Yeni ªafak, Turkey
Jan 19 2007
Turkish-Armenian editor shot dead in Istanbul
A Turkish-Armenian editor, who had been convicted of insulting
Turkey’s identity over his comments on Armenians, was shot dead
outside his newspaper office in Istanbul on Friday.
A Turkish-Armenian editor, who had been convicted of insulting
Turkey’s identity over his comments on Armenians, was shot dead
outside his newspaper office in Istanbul on Friday.
Turkish broadcaster NTV said Hrant Dink, a controversial writer and
journalist, was shot by an unknown assailant as he left his newspaper
Agos around 1300 GMT in central Istanbul.
A colleague of Dink’s confirmed he had died. Police released no
further information.
Last year Turkey’s appeals court upheld a six-month suspended jail
sentence against Dink, a Turkish-born Armenian, for referring in an
article to an Armenian nationalist idea of ethnic purity without
Turkish blood.
The court said the comments went against an article of Turkey’s
revised penal code which lets prosecutors pursue cases against
writers and scholars for "insulting Turkish identity".
Dink was one of dozens of writers who have been charged under laws
against insulting Turkishness, particularly over issues related to an
alleged genocide of Armenians by Ottoman Turks during World War One.

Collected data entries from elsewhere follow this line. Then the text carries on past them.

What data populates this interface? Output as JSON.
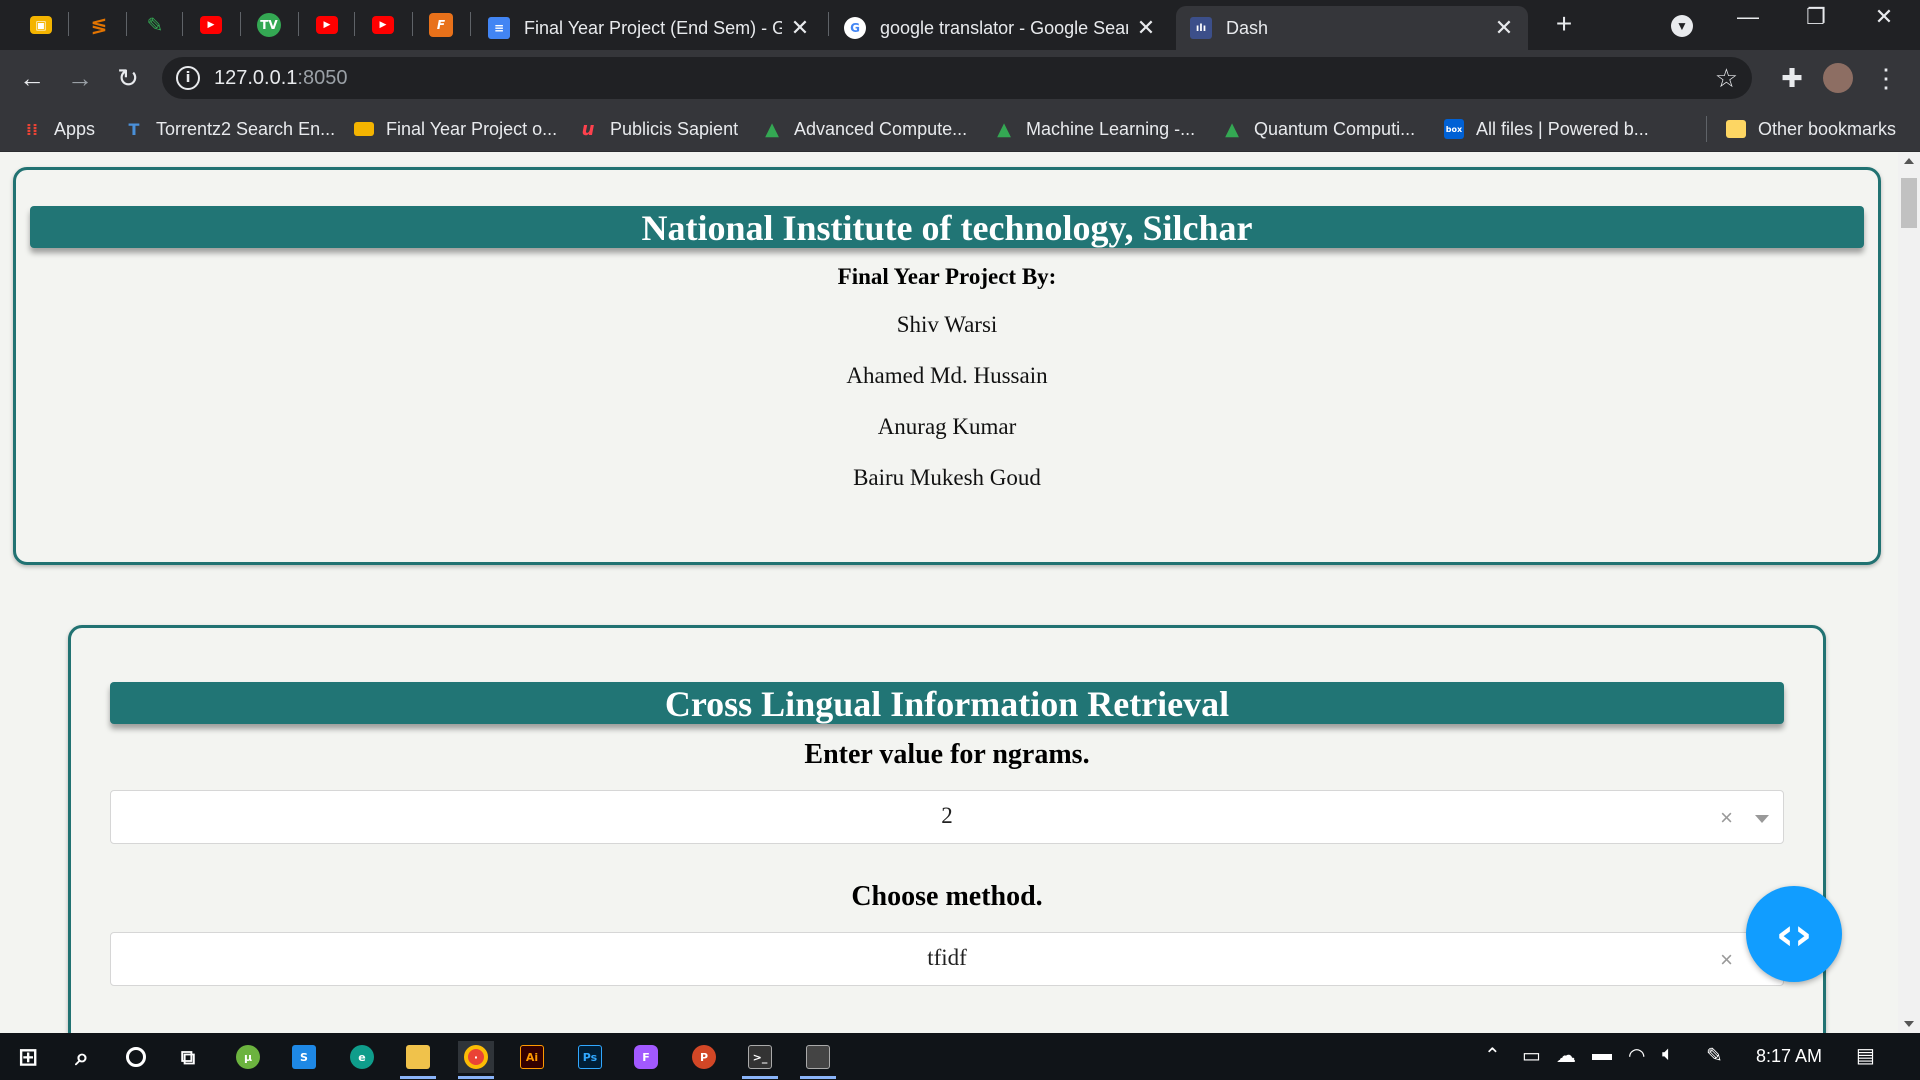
{
  "browser": {
    "pinned_tabs": [
      {
        "icon": "google-classroom-icon",
        "color": "#f4b400"
      },
      {
        "icon": "tempo-app-icon",
        "color": "#e37400"
      },
      {
        "icon": "feather-app-icon",
        "color": "#34a853"
      },
      {
        "icon": "youtube-icon",
        "color": "#ff0000"
      },
      {
        "icon": "tv-app-icon",
        "color": "#34a853"
      },
      {
        "icon": "youtube-icon",
        "color": "#ff0000"
      },
      {
        "icon": "youtube-icon",
        "color": "#ff0000"
      },
      {
        "icon": "fiverr-f-icon",
        "color": "#e8711a"
      }
    ],
    "tabs": [
      {
        "title": "Final Year Project (End Sem) - Go",
        "icon": "google-docs-icon",
        "close": "✕"
      },
      {
        "title": "google translator - Google Searc",
        "icon": "google-g-icon",
        "close": "✕"
      },
      {
        "title": "Dash",
        "icon": "dash-plotly-icon",
        "close": "✕",
        "active": true
      }
    ],
    "new_tab": "+",
    "window_controls": {
      "minimize": "—",
      "restore": "❐",
      "close": "✕"
    },
    "url_host": "127.0.0.1",
    "url_port": ":8050",
    "bookmarks": [
      {
        "label": "Apps",
        "icon": "apps-grid-icon"
      },
      {
        "label": "Torrentz2 Search En...",
        "icon": "torrentz-icon"
      },
      {
        "label": "Final Year Project o...",
        "icon": "google-slides-icon"
      },
      {
        "label": "Publicis Sapient",
        "icon": "publicis-sapient-icon"
      },
      {
        "label": "Advanced Compute...",
        "icon": "google-drive-icon"
      },
      {
        "label": "Machine Learning -...",
        "icon": "google-drive-icon"
      },
      {
        "label": "Quantum Computi...",
        "icon": "google-drive-icon"
      },
      {
        "label": "All files | Powered b...",
        "icon": "box-icon"
      }
    ],
    "other_bookmarks": "Other bookmarks"
  },
  "header_card": {
    "title": "National Institute of technology, Silchar",
    "subtitle": "Final Year Project By:",
    "members": [
      "Shiv Warsi",
      "Ahamed Md. Hussain",
      "Anurag Kumar",
      "Bairu Mukesh Goud"
    ]
  },
  "clir_card": {
    "title": "Cross Lingual Information Retrieval",
    "ngrams_label": "Enter value for ngrams.",
    "ngrams_value": "2",
    "method_label": "Choose method.",
    "method_value": "tfidf",
    "clear_symbol": "×"
  },
  "taskbar": {
    "time": "8:17 AM"
  },
  "colors": {
    "accent_teal": "#217575",
    "dev_button": "#119dff"
  }
}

Turkey denies genocide was committed.
The government has promised to revise the much criticised article of
the penal code. The European Union has repeatedly called on Ankara to
change the law.
Dink was editor-in-of chief of the bilingual Turkish and Armenian
weekly Agos.
Fehmi Koru, a columnist at the Yeni Safak newspaper, said the murder
was aimed at destabilizing Turkey.
"His loss is the loss of Turkey," Koru said.